To those who knew him, Fayetteville's Maurice “Mo” Corders was some kind of football player.
And he was as warm-hearted a guy as the Duke community ever had. So it was especially difficult to lose Maurice, once a Duke teammate and community leader, when he passed away July 23, 2014 at the age of 59.
It is fitting that we remember Maurice on the eve of Duke Football's 2014 opening game on Saturday. Maurice Corders, the Duke football player, is a great story. Long before the advent of rating high football prospects with the now-familiar 4-star and 5-star rating system, Maurice would easily have been considered Duke's first five-star prospect at defensive tackle and was, in any case, one of Duke's first African-American football players, when he was highly recruited to come to Duke from Fayetteville E. E. Smith High School in 1972. As good as our incoming recruiting class was that year—a class that included three players who started at quarterback for Duke over the next four years—Maurice Corders was at the top of that class, a consensus High School All American, one who had scholarship offers from colleges all over America, and chose to join, amid great fanfare, a Duke program that was 6-5 the year before Corders arrived. At 6'6" and 270 lbs, Mo was a force. With him, the Devils mounted strong efforts against Alabama, Washington, and Stanford in 1972, Tennessee and South Carolina in '73, and Southern California and Florida in '75, including a win over the Tar Heels at Wallace Wade in '73. Corders’ arrival symbolized, for a time, the return of a once-storied football program at Duke.
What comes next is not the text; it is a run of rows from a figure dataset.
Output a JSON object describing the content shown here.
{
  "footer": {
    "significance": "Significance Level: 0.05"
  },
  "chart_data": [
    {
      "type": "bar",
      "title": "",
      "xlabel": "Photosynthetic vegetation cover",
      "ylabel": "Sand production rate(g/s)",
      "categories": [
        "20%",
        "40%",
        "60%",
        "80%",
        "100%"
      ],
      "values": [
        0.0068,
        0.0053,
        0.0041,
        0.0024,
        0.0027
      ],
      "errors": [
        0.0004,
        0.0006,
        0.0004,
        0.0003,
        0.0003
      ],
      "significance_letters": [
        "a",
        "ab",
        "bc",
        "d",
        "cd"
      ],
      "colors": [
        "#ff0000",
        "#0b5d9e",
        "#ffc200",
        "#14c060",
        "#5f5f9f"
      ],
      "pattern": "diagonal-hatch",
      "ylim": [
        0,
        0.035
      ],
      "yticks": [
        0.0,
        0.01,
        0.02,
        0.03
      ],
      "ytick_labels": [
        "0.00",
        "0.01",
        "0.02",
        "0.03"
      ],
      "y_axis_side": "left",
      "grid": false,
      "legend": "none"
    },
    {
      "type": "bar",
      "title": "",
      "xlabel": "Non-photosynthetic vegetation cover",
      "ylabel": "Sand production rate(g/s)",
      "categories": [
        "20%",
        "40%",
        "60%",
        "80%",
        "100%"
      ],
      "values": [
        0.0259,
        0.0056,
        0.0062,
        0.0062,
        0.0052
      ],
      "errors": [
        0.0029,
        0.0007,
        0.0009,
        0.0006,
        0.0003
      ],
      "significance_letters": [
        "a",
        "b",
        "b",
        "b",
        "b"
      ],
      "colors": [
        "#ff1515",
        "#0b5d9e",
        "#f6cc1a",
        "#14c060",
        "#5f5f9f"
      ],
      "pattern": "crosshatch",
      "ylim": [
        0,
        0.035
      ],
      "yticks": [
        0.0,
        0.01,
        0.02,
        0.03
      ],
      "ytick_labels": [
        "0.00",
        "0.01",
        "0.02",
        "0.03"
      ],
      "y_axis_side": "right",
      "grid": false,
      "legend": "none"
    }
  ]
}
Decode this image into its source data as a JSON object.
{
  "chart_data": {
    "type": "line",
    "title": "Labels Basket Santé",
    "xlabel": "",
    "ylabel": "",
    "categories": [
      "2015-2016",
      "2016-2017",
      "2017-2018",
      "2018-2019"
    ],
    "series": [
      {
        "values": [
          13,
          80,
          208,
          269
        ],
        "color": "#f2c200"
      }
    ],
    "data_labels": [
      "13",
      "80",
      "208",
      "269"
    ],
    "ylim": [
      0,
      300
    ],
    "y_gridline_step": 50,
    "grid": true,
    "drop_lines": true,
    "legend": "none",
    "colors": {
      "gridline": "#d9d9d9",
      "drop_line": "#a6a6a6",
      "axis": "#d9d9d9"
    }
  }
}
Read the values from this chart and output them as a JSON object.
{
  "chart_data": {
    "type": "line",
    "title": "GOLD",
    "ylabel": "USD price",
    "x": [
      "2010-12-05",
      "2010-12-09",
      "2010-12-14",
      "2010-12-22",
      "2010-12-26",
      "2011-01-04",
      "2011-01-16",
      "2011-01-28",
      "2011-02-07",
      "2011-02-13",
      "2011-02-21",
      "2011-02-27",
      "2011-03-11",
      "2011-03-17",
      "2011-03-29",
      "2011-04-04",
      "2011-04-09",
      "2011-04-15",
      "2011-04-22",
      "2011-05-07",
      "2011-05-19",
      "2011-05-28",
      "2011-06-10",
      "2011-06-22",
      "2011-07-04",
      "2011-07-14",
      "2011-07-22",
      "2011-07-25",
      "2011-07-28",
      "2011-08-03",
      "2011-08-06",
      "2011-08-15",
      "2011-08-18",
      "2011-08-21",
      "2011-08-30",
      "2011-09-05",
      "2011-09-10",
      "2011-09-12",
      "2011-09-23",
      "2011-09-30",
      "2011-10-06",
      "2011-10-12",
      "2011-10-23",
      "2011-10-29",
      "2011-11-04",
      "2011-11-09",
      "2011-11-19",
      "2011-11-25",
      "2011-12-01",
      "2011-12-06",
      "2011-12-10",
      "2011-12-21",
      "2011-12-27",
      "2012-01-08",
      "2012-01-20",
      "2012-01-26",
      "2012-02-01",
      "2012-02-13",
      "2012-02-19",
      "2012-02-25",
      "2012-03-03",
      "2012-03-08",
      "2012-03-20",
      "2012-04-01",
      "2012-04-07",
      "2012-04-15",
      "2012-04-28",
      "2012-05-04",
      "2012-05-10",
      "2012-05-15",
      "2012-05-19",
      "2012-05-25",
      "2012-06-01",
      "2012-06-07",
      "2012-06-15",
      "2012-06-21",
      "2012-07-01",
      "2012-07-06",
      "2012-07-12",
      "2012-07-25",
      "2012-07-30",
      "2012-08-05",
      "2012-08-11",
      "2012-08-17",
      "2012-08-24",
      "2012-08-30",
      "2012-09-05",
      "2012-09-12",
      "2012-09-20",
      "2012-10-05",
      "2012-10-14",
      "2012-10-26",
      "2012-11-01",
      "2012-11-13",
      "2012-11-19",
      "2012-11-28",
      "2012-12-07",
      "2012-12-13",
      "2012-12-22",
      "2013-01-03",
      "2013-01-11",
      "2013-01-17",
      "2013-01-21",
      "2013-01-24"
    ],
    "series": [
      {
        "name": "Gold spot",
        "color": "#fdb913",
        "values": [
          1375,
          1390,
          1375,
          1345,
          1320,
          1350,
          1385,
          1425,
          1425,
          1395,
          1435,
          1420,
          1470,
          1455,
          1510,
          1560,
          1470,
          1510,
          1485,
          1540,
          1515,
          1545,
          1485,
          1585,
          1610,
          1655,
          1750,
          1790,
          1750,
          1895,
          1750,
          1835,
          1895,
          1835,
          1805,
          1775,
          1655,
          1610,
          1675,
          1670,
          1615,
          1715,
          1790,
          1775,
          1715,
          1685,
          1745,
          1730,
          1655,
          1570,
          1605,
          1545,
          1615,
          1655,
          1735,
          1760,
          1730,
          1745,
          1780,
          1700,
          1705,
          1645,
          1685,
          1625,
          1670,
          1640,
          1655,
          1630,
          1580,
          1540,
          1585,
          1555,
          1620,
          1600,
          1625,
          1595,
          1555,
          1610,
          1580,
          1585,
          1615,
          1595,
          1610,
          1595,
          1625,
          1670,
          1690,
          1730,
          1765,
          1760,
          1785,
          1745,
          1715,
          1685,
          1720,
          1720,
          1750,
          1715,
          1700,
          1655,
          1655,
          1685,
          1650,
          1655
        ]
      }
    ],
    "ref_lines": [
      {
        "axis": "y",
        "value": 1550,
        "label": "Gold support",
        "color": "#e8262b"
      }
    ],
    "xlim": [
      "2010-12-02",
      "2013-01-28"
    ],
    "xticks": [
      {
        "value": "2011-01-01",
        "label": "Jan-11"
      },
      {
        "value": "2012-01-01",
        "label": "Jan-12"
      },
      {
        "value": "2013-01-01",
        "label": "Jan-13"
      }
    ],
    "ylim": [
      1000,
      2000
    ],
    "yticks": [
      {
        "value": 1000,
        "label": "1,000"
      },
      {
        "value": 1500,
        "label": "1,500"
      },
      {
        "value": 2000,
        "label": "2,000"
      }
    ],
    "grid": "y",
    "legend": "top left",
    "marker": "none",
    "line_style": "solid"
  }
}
Yet for all of Maurice's fame on the gridiron, he became legendary at Duke over a 35-year career here for rising to become the head of security at Duke University Medical Center and for having perhaps the biggest smile in the Duke community. Known to his friends as "the Gentle Giant," Maurice Corders displayed a gentle nature and a quick smile for everyone he passed on a sidewalk, on the Quad or in the halls. He's also remembered as being one of the founding members of the Duke Varsity Club, as well as for his unflinching strength in the face of disability. In his last years, Maurice Corders lost mobility to illness, yet he never lost his smile.
His legacy endures.
John Bussian graduated with Mr. Corders from Duke in '76 and has served as volunteer legal counsel to The Chronicle since 1992.